Looking for ways to slow down the aging process
In July 2019, the National Institute of General Medical Sciences announced funding to Li for a five-year project that will support her “dry lab” work. The Li lab has been developing computational tools to define how two types of epigenetic modifications, called methylation and hydroxymethylation, jointly impacts gene expression and ultimately cell behavior. The grant is from a special category, “Maximizing Investigators’ Research Award,” aimed at supporting exceptionally talented and promising early-stage researchers. Li’s work also received support from two JAX internal funding sources, the Cancer Center Fast Forward Program and the Director’s Innovation Fund.

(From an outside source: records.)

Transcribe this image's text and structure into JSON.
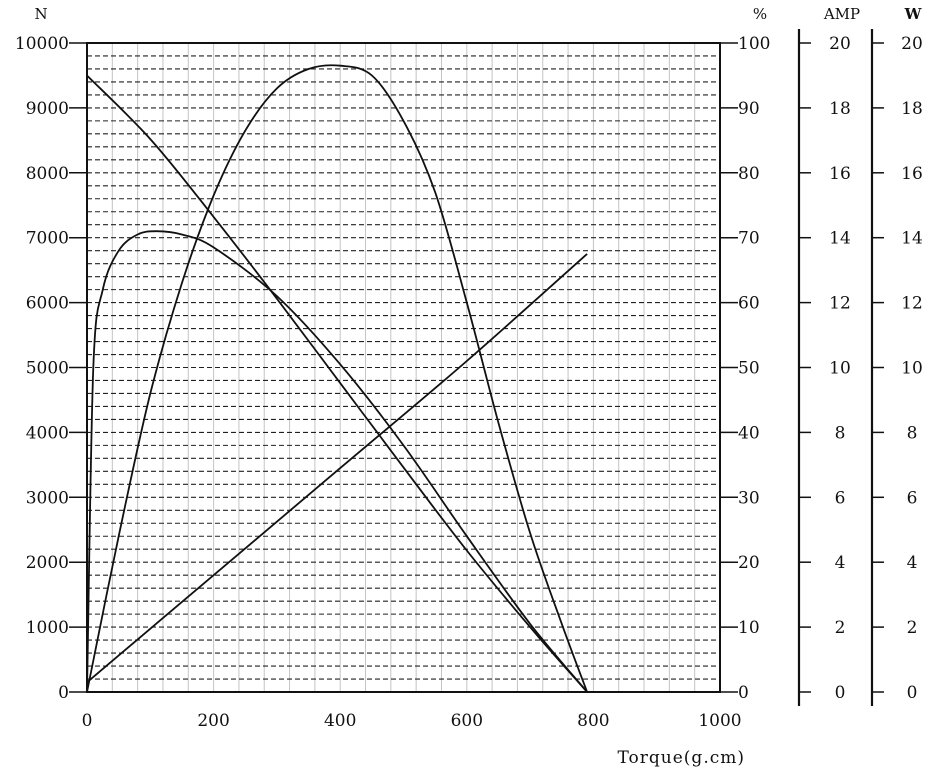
{
  "chart_data": {
    "type": "line",
    "xlabel": "Torque(g.cm)",
    "x_ticks": [
      "0",
      "200",
      "400",
      "600",
      "800",
      "1000"
    ],
    "xlim": [
      0,
      1000
    ],
    "axes": {
      "left": {
        "unit": "N",
        "ticks": [
          "0",
          "1000",
          "2000",
          "3000",
          "4000",
          "5000",
          "6000",
          "7000",
          "8000",
          "9000",
          "10000"
        ],
        "ylim": [
          0,
          10000
        ]
      },
      "right_percent": {
        "unit": "%",
        "ticks": [
          "0",
          "10",
          "20",
          "30",
          "40",
          "50",
          "60",
          "70",
          "80",
          "90",
          "100"
        ],
        "ylim": [
          0,
          100
        ]
      },
      "amp": {
        "unit": "AMP",
        "ticks": [
          "0",
          "2",
          "4",
          "6",
          "8",
          "10",
          "12",
          "14",
          "16",
          "18",
          "20"
        ],
        "ylim": [
          0,
          20
        ]
      },
      "watt": {
        "unit": "W",
        "ticks": [
          "0",
          "2",
          "4",
          "6",
          "8",
          "10",
          "12",
          "14",
          "16",
          "18",
          "20"
        ],
        "ylim": [
          0,
          20
        ]
      }
    },
    "grid": {
      "horizontal": "dashed",
      "vertical": "solid-light"
    },
    "series": [
      {
        "axis": "left",
        "points": [
          [
            0,
            9500
          ],
          [
            100,
            8520
          ],
          [
            200,
            7320
          ],
          [
            300,
            6060
          ],
          [
            400,
            4760
          ],
          [
            500,
            3460
          ],
          [
            600,
            2180
          ],
          [
            700,
            1000
          ],
          [
            790,
            0
          ]
        ]
      },
      {
        "axis": "right_percent",
        "points": [
          [
            0,
            0
          ],
          [
            10,
            50
          ],
          [
            25,
            62
          ],
          [
            50,
            68
          ],
          [
            80,
            70.5
          ],
          [
            110,
            71
          ],
          [
            150,
            70.5
          ],
          [
            200,
            68.5
          ],
          [
            300,
            61
          ],
          [
            400,
            50.5
          ],
          [
            500,
            38
          ],
          [
            600,
            24
          ],
          [
            700,
            10.5
          ],
          [
            790,
            0
          ]
        ]
      },
      {
        "axis": "amp",
        "points": [
          [
            0,
            0.3
          ],
          [
            200,
            3.6
          ],
          [
            400,
            6.9
          ],
          [
            600,
            10.2
          ],
          [
            790,
            13.5
          ]
        ]
      },
      {
        "axis": "watt",
        "points": [
          [
            0,
            0
          ],
          [
            50,
            4.8
          ],
          [
            100,
            9.2
          ],
          [
            150,
            12.6
          ],
          [
            200,
            15.3
          ],
          [
            250,
            17.3
          ],
          [
            300,
            18.6
          ],
          [
            350,
            19.2
          ],
          [
            400,
            19.3
          ],
          [
            450,
            19.0
          ],
          [
            500,
            17.6
          ],
          [
            550,
            15.4
          ],
          [
            600,
            12.0
          ],
          [
            650,
            8.3
          ],
          [
            700,
            4.9
          ],
          [
            750,
            2.1
          ],
          [
            790,
            0
          ]
        ]
      }
    ]
  }
}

“These tools will be versatile and adaptable to any cell type of choice, enabling research into the molecular features of the genome that underlie both normal and pathological cell behaviors,” Li says. She sees the computational project as directly supporting her blood cancer research. “The advanced computational tools can be applied to analyze mutations in those cells from aging individuals.”
What drew Li to cancer research? “When I was at Cornell, I had the opportunity to talk to top leukemia biologists like Drs. Ari Melnick and Ross Levine. They taught me to think about how I can better use computational analysis and to look at data in new and different ways.”
Young as she is, Li says, “We are all getting old, right? And with the whole human population aging, cancer is just inevitable. I'm on the path of looking for ways to slow down the aging process and expand health span, so we can live not just longer but healthier lives free of cancer. And that's something that is of value to myself, my family and everyone.”